Pippa Griffiths contracted a fatal infection just hours after she was born at home on April 26 last year, an inquest earlier this month heard.
Midwives at Shrewsbury and Telford Hospital failed to visit afterwards nor offer her mother, Kayleigh, 30, any advice.
Staff from the trust that runs the hospital eventually visited the family, but they insisted that her death was unavoidable.
Pippa Griffiths contracted a fatal infection just hours after she was born at home on April 26 last year, an inquest earlier this month heard
But had midwives noticed Pippa had Group B Strep earlier – which can lead to blood poisoning and meningitis, she may still be alive today, a coroner ruled.
In an exclusive interview with The Mirror, Mrs Griffiths and Pippa’s father Colin, 40, revealed their agony – and accused the trust of a cover-up.
Mrs Griffiths, an NHS auditor, said: ‘We expected better from the NHS. But Pippa was failed.’
The newspaper reported how Mrs Griffiths initially sought medical advice from the trust when Pippa’s breathing changed.
After noticing her daughter’s vomit was brown, at 2.55am she was told by a midwife over the phone that it was nothing to worry about.
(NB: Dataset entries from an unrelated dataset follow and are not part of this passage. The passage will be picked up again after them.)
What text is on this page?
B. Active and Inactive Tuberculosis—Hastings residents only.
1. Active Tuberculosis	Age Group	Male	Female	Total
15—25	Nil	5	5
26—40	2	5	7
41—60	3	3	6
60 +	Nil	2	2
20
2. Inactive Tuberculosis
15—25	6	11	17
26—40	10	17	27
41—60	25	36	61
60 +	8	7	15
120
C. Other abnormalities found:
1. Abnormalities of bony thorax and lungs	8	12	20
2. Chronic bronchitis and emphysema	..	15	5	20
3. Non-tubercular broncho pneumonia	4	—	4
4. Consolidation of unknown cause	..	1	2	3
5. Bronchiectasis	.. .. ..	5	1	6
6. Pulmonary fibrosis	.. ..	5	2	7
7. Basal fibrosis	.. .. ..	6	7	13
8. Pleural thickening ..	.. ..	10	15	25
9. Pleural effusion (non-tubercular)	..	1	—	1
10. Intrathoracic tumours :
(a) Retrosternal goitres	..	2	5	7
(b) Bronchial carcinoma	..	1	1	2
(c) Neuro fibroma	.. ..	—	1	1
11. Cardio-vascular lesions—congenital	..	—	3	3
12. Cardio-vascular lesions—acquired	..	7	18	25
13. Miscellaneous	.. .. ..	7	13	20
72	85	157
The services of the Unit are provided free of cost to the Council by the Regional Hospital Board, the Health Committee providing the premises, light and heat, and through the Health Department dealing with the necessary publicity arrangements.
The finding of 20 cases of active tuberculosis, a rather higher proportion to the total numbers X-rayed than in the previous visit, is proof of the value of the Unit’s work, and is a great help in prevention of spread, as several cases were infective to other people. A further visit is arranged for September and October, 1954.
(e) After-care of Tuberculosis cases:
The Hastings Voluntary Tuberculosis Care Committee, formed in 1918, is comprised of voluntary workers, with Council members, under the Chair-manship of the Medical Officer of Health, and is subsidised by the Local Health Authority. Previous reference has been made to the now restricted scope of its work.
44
Mrs Griffiths (pictured) claims her daughter’s medical records did not mention Pippa’s symptoms, which she called the Trust concerned about, including her brown vomit
Pippa’s skin later turned purple and she stopped breathing completely. She was airlifted to hospital where she died later that afternoon at 4.09pm.
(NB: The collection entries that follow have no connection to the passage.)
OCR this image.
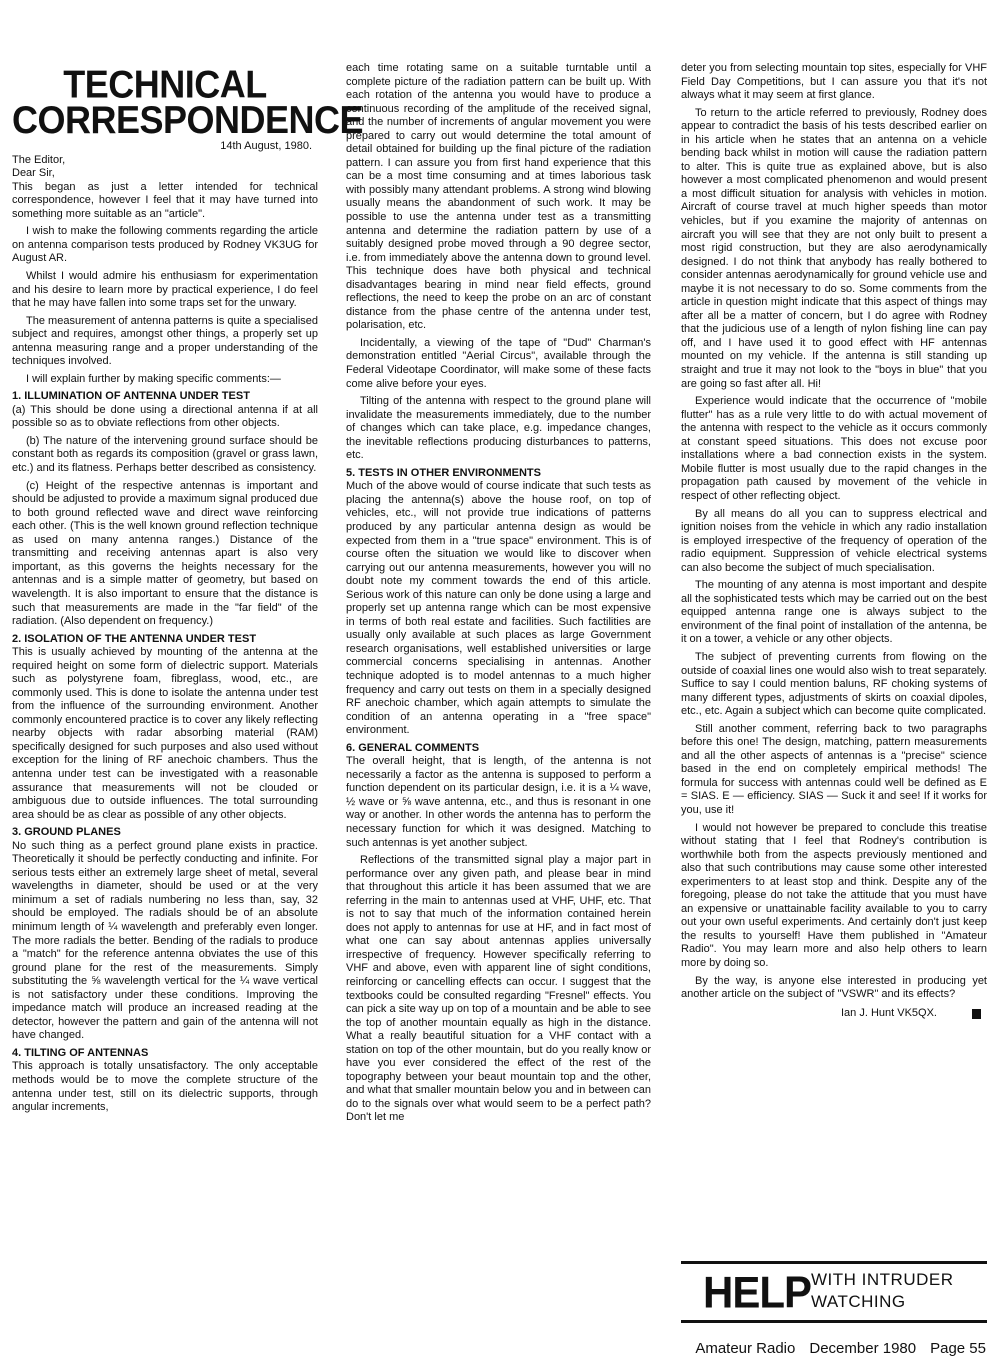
TECHNICAL
CORRESPONDENCE
14th August, 1980.

The Editor,

Dear Sir,

This began as just a letter intended for technical correspondence, however I feel that it may have turned into something more suitable as an "article".

I wish to make the following comments regarding the article on antenna comparison tests produced by Rodney VK3UG for August AR.

Whilst I would admire his enthusiasm for experimentation and his desire to learn more by practical experience, I do feel that he may have fallen into some traps set for the unwary.

The measurement of antenna patterns is quite a specialised subject and requires, amongst other things, a properly set up antenna measuring range and a proper understanding of the techniques involved.

I will explain further by making specific comments:—

1. ILLUMINATION OF ANTENNA UNDER TEST

(a) This should be done using a directional antenna if at all possible so as to obviate reflections from other objects.

(b) The nature of the intervening ground surface should be constant both as regards its composition (gravel or grass lawn, etc.) and its flatness. Perhaps better described as consistency.

(c) Height of the respective antennas is important and should be adjusted to provide a maximum signal produced due to both ground reflected wave and direct wave reinforcing each other. (This is the well known ground reflection technique as used on many antenna ranges.) Distance of the transmitting and receiving antennas apart is also very important, as this governs the heights necessary for the antennas and is a simple matter of geometry, but based on wavelength. It is also important to ensure that the distance is such that measurements are made in the "far field" of the radiation. (Also dependent on frequency.)

2. ISOLATION OF THE ANTENNA UNDER TEST

This is usually achieved by mounting of the antenna at the required height on some form of dielectric support. Materials such as polystyrene foam, fibreglass, wood, etc., are commonly used. This is done to isolate the antenna under test from the influence of the surrounding environment. Another commonly encountered practice is to cover any likely reflecting nearby objects with radar absorbing material (RAM) specifically designed for such purposes and also used without exception for the lining of RF anechoic chambers. Thus the antenna under test can be investigated with a reasonable assurance that measurements will not be clouded or ambiguous due to outside influences. The total surrounding area should be as clear as possible of any other objects.

3. GROUND PLANES

No such thing as a perfect ground plane exists in practice. Theoretically it should be perfectly conducting and infinite. For serious tests either an extremely large sheet of metal, several wavelengths in diameter, should be used or at the very minimum a set of radials numbering no less than, say, 32 should be employed. The radials should be of an absolute minimum length of ¼ wavelength and preferably even longer. The more radials the better. Bending of the radials to produce a "match" for the reference antenna obviates the use of this ground plane for the rest of the measurements. Simply substituting the ⅝ wavelength vertical for the ¼ wave vertical is not satisfactory under these conditions. Improving the impedance match will produce an increased reading at the detector, however the pattern and gain of the antenna will not have changed.

4. TILTING OF ANTENNAS

This approach is totally unsatisfactory. The only acceptable methods would be to move the complete structure of the antenna under test, still on its dielectric supports, through angular increments,

each time rotating same on a suitable turntable until a complete picture of the radiation pattern can be built up. With each rotation of the antenna you would have to produce a continuous recording of the amplitude of the received signal, and the number of increments of angular movement you were prepared to carry out would determine the total amount of detail obtained for building up the final picture of the radiation pattern. I can assure you from first hand experience that this can be a most time consuming and at times laborious task with possibly many attendant problems. A strong wind blowing usually means the abandonment of such work. It may be possible to use the antenna under test as a transmitting antenna and determine the radiation pattern by use of a suitably designed probe moved through a 90 degree sector, i.e. from immediately above the antenna down to ground level. This technique does have both physical and technical disadvantages bearing in mind near field effects, ground reflections, the need to keep the probe on an arc of constant distance from the phase centre of the antenna under test, polarisation, etc.

Incidentally, a viewing of the tape of "Dud" Charman's demonstration entitled "Aerial Circus", available through the Federal Videotape Coordinator, will make some of these facts come alive before your eyes.

Tilting of the antenna with respect to the ground plane will invalidate the measurements immediately, due to the number of changes which can take place, e.g. impedance changes, the inevitable reflections producing disturbances to patterns, etc.

5. TESTS IN OTHER ENVIRONMENTS

Much of the above would of course indicate that such tests as placing the antenna(s) above the house roof, on top of vehicles, etc., will not provide true indications of patterns produced by any particular antenna design as would be expected from them in a "true space" environment. This is of course often the situation we would like to discover when carrying out our antenna measurements, however you will no doubt note my comment towards the end of this article. Serious work of this nature can only be done using a large and properly set up antenna range which can be most expensive in terms of both real estate and facilities. Such factilities are usually only available at such places as large Government research organisations, well established universities or large commercial concerns specialising in antennas. Another technique adopted is to model antennas to a much higher frequency and carry out tests on them in a specially designed RF anechoic chamber, which again attempts to simulate the condition of an antenna operating in a "free space" environment.

6. GENERAL COMMENTS

The overall height, that is length, of the antenna is not necessarily a factor as the antenna is supposed to perform a function dependent on its particular design, i.e. it is a ¼ wave, ½ wave or ⅝ wave antenna, etc., and thus is resonant in one way or another. In other words the antenna has to perform the necessary function for which it was designed. Matching to such antennas is yet another subject.

Reflections of the transmitted signal play a major part in performance over any given path, and please bear in mind that throughout this article it has been assumed that we are referring in the main to antennas used at VHF, UHF, etc. That is not to say that much of the information contained herein does not apply to antennas for use at HF, and in fact most of what one can say about antennas applies universally irrespective of frequency. However specifically referring to VHF and above, even with apparent line of sight conditions, reinforcing or cancelling effects can occur. I suggest that the textbooks could be consulted regarding "Fresnel" effects. You can pick a site way up on top of a mountain and be able to see the top of another mountain equally as high in the distance. What a really beautiful situation for a VHF contact with a station on top of the other mountain, but do you really know or have you ever considered the effect of the rest of the topography between your beaut mountain top and the other, and what that smaller mountain below you and in between can do to the signals over what would seem to be a perfect path? Don't let me

deter you from selecting mountain top sites, especially for VHF Field Day Competitions, but I can assure you that it's not always what it may seem at first glance.

To return to the article referred to previously, Rodney does appear to contradict the basis of his tests described earlier on in his article when he states that an antenna on a vehicle bending back whilst in motion will cause the radiation pattern to alter. This is quite true as explained above, but is also however a most complicated phenomenon and would present a most difficult situation for analysis with vehicles in motion. Aircraft of course travel at much higher speeds than motor vehicles, but if you examine the majority of antennas on aircraft you will see that they are not only built to present a most rigid construction, but they are also aerodynamically designed. I do not think that anybody has really bothered to consider antennas aerodynamically for ground vehicle use and maybe it is not necessary to do so. Some comments from the article in question might indicate that this aspect of things may after all be a matter of concern, but I do agree with Rodney that the judicious use of a length of nylon fishing line can pay off, and I have used it to good effect with HF antennas mounted on my vehicle. If the antenna is still standing up straight and true it may not look to the "boys in blue" that you are going so fast after all. Hi!

Experience would indicate that the occurrence of "mobile flutter" has as a rule very little to do with actual movement of the antenna with respect to the vehicle as it occurs commonly at constant speed situations. This does not excuse poor installations where a bad connection exists in the system. Mobile flutter is most usually due to the rapid changes in the propagation path caused by movement of the vehicle in respect of other reflecting object.

By all means do all you can to suppress electrical and ignition noises from the vehicle in which any radio installation is employed irrespective of the frequency of operation of the radio equipment. Suppression of vehicle electrical systems can also become the subject of much specialisation.

The mounting of any atenna is most important and despite all the sophisticated tests which may be carried out on the best equipped antenna range one is always subject to the environment of the final point of installation of the antenna, be it on a tower, a vehicle or any other objects.

The subject of preventing currents from flowing on the outside of coaxial lines one would also wish to treat separately. Suffice to say I could mention baluns, RF choking systems of many different types, adjustments of skirts on coaxial dipoles, etc., etc. Again a subject which can become quite complicated.

Still another comment, referring back to two paragraphs before this one! The design, matching, pattern measurements and all the other aspects of antennas is a "precise" science based in the end on completely empirical methods! The formula for success with antennas could well be defined as E = SIAS. E — efficiency. SIAS — Suck it and see! If it works for you, use it!

I would not however be prepared to conclude this treatise without stating that I feel that Rodney's contribution is worthwhile both from the aspects previously mentioned and also that such contributions may cause some other interested experimenters to at least stop and think. Despite any of the foregoing, please do not take the attitude that you must have an expensive or unattainable facility available to you to carry out your own useful experiments. And certainly don't just keep the results to yourself! Have them published in "Amateur Radio". You may learn more and also help others to learn more by doing so.

By the way, is anyone else interested in producing yet another article on the subject of "VSWR" and its effects?

Ian J. Hunt VK5QX.
HELP WITH INTRUDER
WATCHING
Amateur Radio December 1980 Page 55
Mrs Griffiths said her daughter’s medical records had not mentioned the initial concerns they rang about.
Simon Wright, chief executive of the NHS Trust, said: ‘We are truly sorry that we did not provide the appropriate care that would have prevented Pippa’s death.
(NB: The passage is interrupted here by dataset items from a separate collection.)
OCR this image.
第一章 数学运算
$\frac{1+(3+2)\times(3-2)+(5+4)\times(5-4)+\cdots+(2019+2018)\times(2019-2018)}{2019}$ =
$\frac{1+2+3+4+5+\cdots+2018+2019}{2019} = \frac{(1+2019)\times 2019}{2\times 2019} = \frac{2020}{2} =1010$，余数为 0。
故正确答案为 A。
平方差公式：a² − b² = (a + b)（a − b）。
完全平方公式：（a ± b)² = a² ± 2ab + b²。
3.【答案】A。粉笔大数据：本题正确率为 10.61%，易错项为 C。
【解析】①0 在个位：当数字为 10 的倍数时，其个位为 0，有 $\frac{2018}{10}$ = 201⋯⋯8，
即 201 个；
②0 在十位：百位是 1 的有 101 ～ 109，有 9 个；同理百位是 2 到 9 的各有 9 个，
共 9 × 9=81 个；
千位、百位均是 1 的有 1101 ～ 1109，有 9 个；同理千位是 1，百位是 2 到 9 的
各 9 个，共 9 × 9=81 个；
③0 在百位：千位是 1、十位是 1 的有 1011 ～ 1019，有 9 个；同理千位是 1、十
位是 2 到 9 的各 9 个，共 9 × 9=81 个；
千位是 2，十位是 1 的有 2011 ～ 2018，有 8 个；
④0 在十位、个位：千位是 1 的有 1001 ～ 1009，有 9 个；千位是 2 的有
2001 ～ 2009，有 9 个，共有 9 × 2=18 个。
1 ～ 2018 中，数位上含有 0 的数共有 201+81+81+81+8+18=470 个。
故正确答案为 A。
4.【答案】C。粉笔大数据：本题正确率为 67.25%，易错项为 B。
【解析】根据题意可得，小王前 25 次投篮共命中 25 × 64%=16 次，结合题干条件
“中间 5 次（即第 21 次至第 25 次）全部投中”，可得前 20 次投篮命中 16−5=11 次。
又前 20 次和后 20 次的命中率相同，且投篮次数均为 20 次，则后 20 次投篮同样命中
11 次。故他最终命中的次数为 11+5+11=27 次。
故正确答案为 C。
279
‘We have apologised to Pippa’s parents and are continuing to improve services and our investigations to ensure we learn from these devastating events.
‘The Trust accepts that, if a complete systematic inquiry about neonatal health had taken place during the very first telephone contact, when concerns were raised about Pippa’s feeding, it is more than likely that signs of neonatal ill health would have been identified and Pippa’s parents would have been signposted to appropriate health care professionals, providing the opportunity of earlier diagnosis and treatment.
‘The Trust also accepted that if Pippa’s parents had been given appropriate literature before or immediately following their daughter’s birth, they would have had access to information on the signs of neonatal ill health when these developed to help them seek the appropriate advice and help.’